HATCH: Well, yes, if we could do it right. You know, to be honest with you, they want to do this public option or what I call a government option, and yet they want to take $500 billion out of Medicare. And.

MATTHEWS: Yes, I know. Well.

(CROSSTALK)

HATCH: Well, suppose they drop the public option and put in tort reform. Would you sign on? Right on that trade, right there. Get rid of the public option and go to tort reform.

MATTHEWS: Well, tort reform would be a way to go. I just read an article where.

HATCH: Well, would you be on the bill? Would you be on the bill then, or is it just a stupid negotiation? Are the Democrats negotiating with themselves? If no Republicans will join, why should they compromise with nobody?

HATCH: Well, personally, I believe what we ought to do is what we did with the original CHIP bill that everybody said worked beautifully. What we did is we block-granted it to the state, let the states set their own standards and work it out in the states according to their own demographics.
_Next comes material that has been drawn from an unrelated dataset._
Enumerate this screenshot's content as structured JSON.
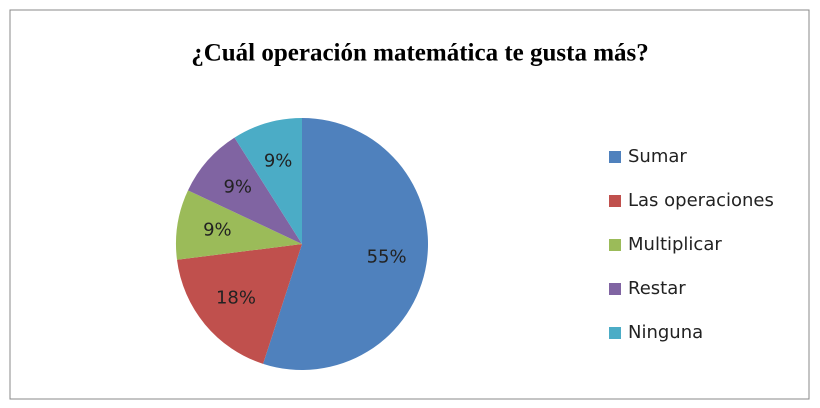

We have 50 states. We have 50 state laboratories. We can look and see what really works and what really doesn‘t. Pick and choose from the other states. But the fact of the matter is if we did something like that, there‘s about 80 percent of health care that I think we could bring both sides together on.

The problem is when you get to the money, Democrats are—they want to spend and they think everything can be solved by spending. Well, we can‘t spend the way they want to. If we do that, we‘ll bankrupt the country and we won‘t get a very good health care bill to boot.

You know, the federal government isn‘t the last resort. It isn‘t the last dance in everything.

MATTHEWS: I understand.

HATCH: In fact, it‘s a problem.

As our own Jon Perr noted Hatch, along with Grassley and Enzi, has been pushing the “superfilibuster” hurdle on health care for over a month-- GOP: Health Care Needs More Senate Votes Than Social Security, Medicare.